Lübnan sokağının çoğunluğunun savaşa karşı olduğunu söyleyen Yusuf Neccar, bununla birlikte bu kararın Lübnan halkına ait olmayacağı görüşünü dile getirdi.
Ülkede büyük bir ekonomik çöküntü yaşandığını da hatırlatan Neccar, “Savaş kararı Lübnan halkına ait değil, karar bölgesel olarak alınıyor. Güneyde yaşananlar böyle devam ederse durum çok iyi demek ama durum 2006 savaşı gibi gelişme gösterirse o zaman durum iyi olmaz. Lübnan’da alt yapı çökmüş ve ülkemizin 2006’daki savaşı yeniden yaşama kabiliyet ve tecrübesi yok. Lübnan halkındaki alım gücü de eskisi gibi değil. Çoğu insan bankadan parasını alamıyor. Savaş olursa ne yiyip içeceğiz. Lübnan devlet yetkililerinin bu durumu göz önünde bulundurduğunu düşünüyoruz. Ama eğer durum gelişirse (savaş çıkarsa) bunu kimse durduramaz. İsrail ile savaş kararı alınırsa kimse taraflara sözünü geçiremez.” diye konuştu.
“Bugün Gazze’de olanlardan sonra yarın sıra bize de gelebilir”
Tüm bölgeyi “hegemonyası altına alan” İsrail’in “suçlu”, kendilerinin ise haklı olduğunu söyleyen bir diğer Lübnanlı Ali Bayduni, “Birleşmiş Milletler’e İsrail’in kaç kararına aykırı davrandığını sorun. Tüm dünyanın yanlış sadece İsrail’in doğru olduğu tezi makul olamaz. Bugün Gazze’de olanlardan sonra yarın sıra bize ve başkasına da gelebilir. Bu yüzden biz Araplar olarak orayla (Gazze) dayanışma içerisindeyiz.
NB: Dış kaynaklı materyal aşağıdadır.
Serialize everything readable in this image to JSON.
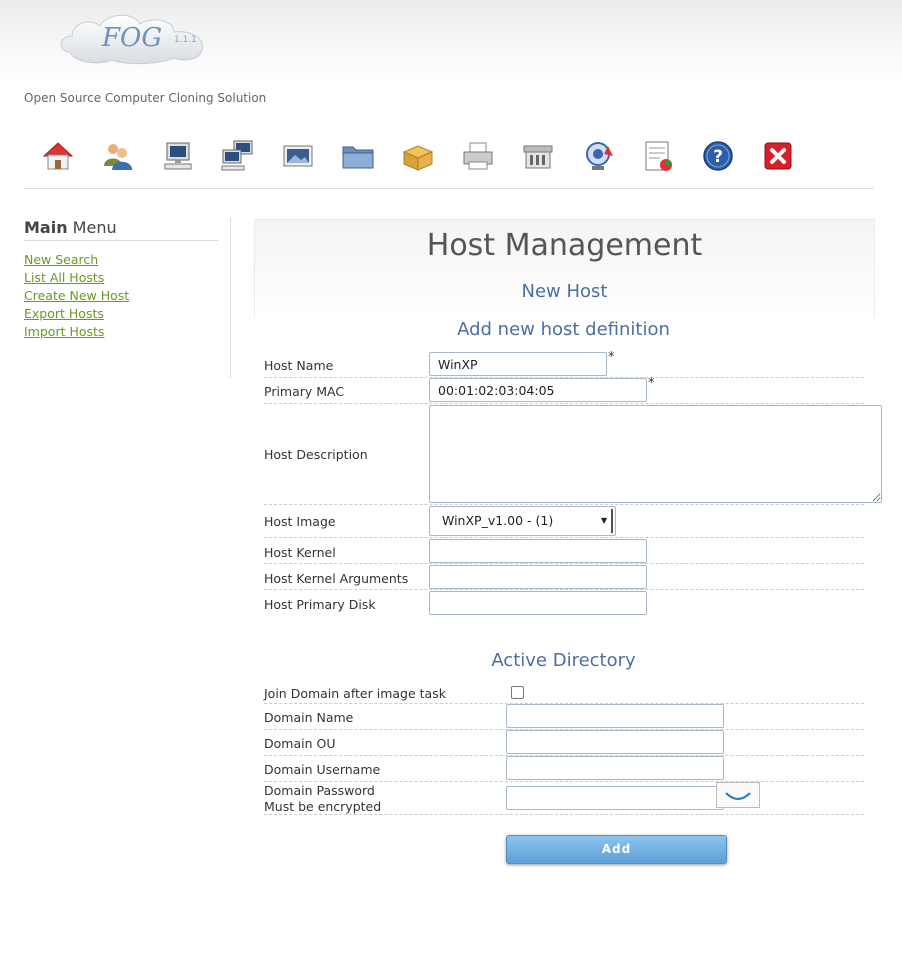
{
  "header": {
    "logo_text": "FOG",
    "version": "1.1.1",
    "tagline": "Open Source Computer Cloning Solution"
  },
  "toolbar": {
    "icons": [
      "home-icon",
      "users-icon",
      "computer-icon",
      "computer-group-icon",
      "image-icon",
      "storage-icon",
      "snapin-icon",
      "printer-icon",
      "service-icon",
      "tasks-icon",
      "report-icon",
      "help-icon",
      "logout-icon"
    ]
  },
  "sidebar": {
    "title_bold": "Main",
    "title_rest": " Menu",
    "items": [
      {
        "label": "New Search"
      },
      {
        "label": "List All Hosts"
      },
      {
        "label": "Create New Host"
      },
      {
        "label": "Export Hosts"
      },
      {
        "label": "Import Hosts"
      }
    ]
  },
  "main": {
    "title": "Host Management",
    "subtitle": "New Host",
    "section_title": "Add new host definition",
    "fields": {
      "host_name": {
        "label": "Host Name",
        "value": "WinXP"
      },
      "primary_mac": {
        "label": "Primary MAC",
        "value": "00:01:02:03:04:05"
      },
      "host_description": {
        "label": "Host Description",
        "value": ""
      },
      "host_image": {
        "label": "Host Image",
        "value": "WinXP_v1.00 - (1)"
      },
      "host_kernel": {
        "label": "Host Kernel",
        "value": ""
      },
      "host_kernel_args": {
        "label": "Host Kernel Arguments",
        "value": ""
      },
      "host_primary_disk": {
        "label": "Host Primary Disk",
        "value": ""
      }
    },
    "required_mark": "*"
  },
  "ad": {
    "section_title": "Active Directory",
    "join_domain": {
      "label": "Join Domain after image task",
      "checked": false
    },
    "domain_name": {
      "label": "Domain Name",
      "value": ""
    },
    "domain_ou": {
      "label": "Domain OU",
      "value": ""
    },
    "domain_username": {
      "label": "Domain Username",
      "value": ""
    },
    "domain_password": {
      "label_line1": "Domain Password",
      "label_line2": "Must be encrypted",
      "value": ""
    }
  },
  "actions": {
    "add_label": "Add"
  },
  "colors": {
    "link": "#6a9a1f",
    "section": "#4a6fa5",
    "button": "#5e9fd6"
  }
}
Biz haklarımızı talep ediyoruz.” dedi.
Yaşanan gerilimden dolayı Lübnan’da akşam saat altıdan sonra kimsenin sokağa çıkmadığını dile getiren Bayduni, “İnsanlar tabii ki de (savaştan) korkuyor. Ama biz Arap halkı olarak din birliğine de sahip olduğumuz için Gazze’deki Filistinlilerle dayanışma istiyoruz. Biz coğrafi olarak yakın olduğumuz için savaştan uzağız diyemeyiz.” ifadelerini kullandı.